I find this a very congenial response:

On 12/11/2012 1:04 PM, Chris Austin-Lane wrote:

Can one's belief in personal ownership be an attachment, a hindrance to the mind's freedom?

No doubt, but I found poverty and concerns about how to provide for my family to have been a much greater distraction.

perhaps we shouldn't argue politics and tax policy here?

Such topics are important, not because we can solve or settle anything here (or elsewhere, for that matter) but rather because Joe, for instance, considers ones views on such matters to be indications of a person's spiritual 'state' ... I do too, but from a very different perspective.

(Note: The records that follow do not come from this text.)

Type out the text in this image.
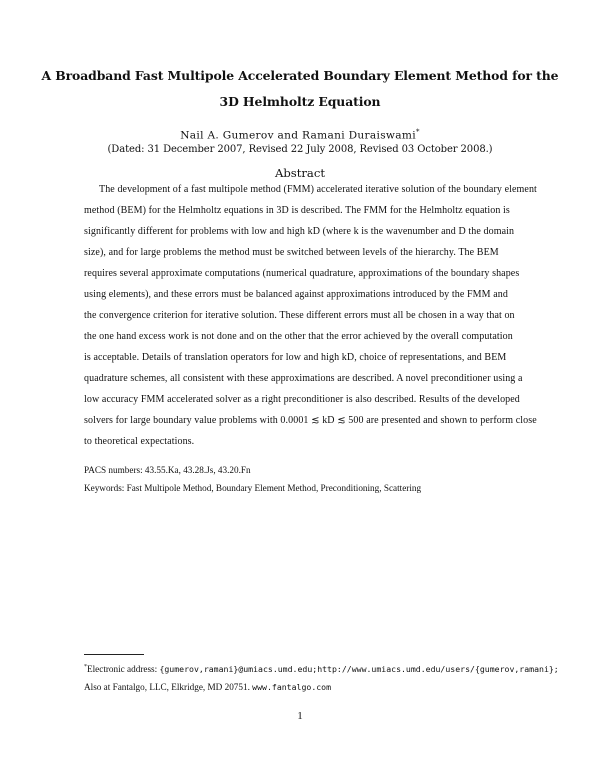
A Broadband Fast Multipole Accelerated Boundary Element Method for the
3D Helmholtz Equation
Nail A. Gumerov and Ramani Duraiswami*
(Dated: 31 December 2007, Revised 22 July 2008, Revised 03 October 2008.)
Abstract
The development of a fast multipole method (FMM) accelerated iterative solution of the boundary element
method (BEM) for the Helmholtz equations in 3D is described. The FMM for the Helmholtz equation is
significantly different for problems with low and high kD (where k is the wavenumber and D the domain
size), and for large problems the method must be switched between levels of the hierarchy. The BEM
requires several approximate computations (numerical quadrature, approximations of the boundary shapes
using elements), and these errors must be balanced against approximations introduced by the FMM and
the convergence criterion for iterative solution. These different errors must all be chosen in a way that on
the one hand excess work is not done and on the other that the error achieved by the overall computation
is acceptable. Details of translation operators for low and high kD, choice of representations, and BEM
quadrature schemes, all consistent with these approximations are described. A novel preconditioner using a
low accuracy FMM accelerated solver as a right preconditioner is also described. Results of the developed
solvers for large boundary value problems with 0.0001 ≲ kD ≲ 500 are presented and shown to perform close
to theoretical expectations.
PACS numbers: 43.55.Ka, 43.28.Js, 43.20.Fn
Keywords: Fast Multipole Method, Boundary Element Method, Preconditioning, Scattering
*Electronic address: {gumerov,ramani}@umiacs.umd.edu;http://www.umiacs.umd.edu/users/{gumerov,ramani};
Also at Fantalgo, LLC, Elkridge, MD 20751. www.fantalgo.com
1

  reasonable people do disagree about these issues.


Indeed.

Personally I am grateful to have been born into a society that

It is only natural that you approve of a society that fills your rice-bowl; when/if you experience that social order 'sharing' what YOU have earned through doing something other people valued enough to PAY you for, then you may attain a different perspective. All the talk of 'sharing' obfuscates the fact that SOMEBODY had to give up whatever is given by society (and don't forget the waste that manifests itself as such 'side-effects' as wars and millions of people in jail) and the very people (such as Jon Corzine) who ought to have to give up ill-gotten wealth are the last to suffer such extractions. The great bulk of government is paid for by ordinary workers through hidden taxes such as inflation, fuel and sales taxes, and all that sort of thing.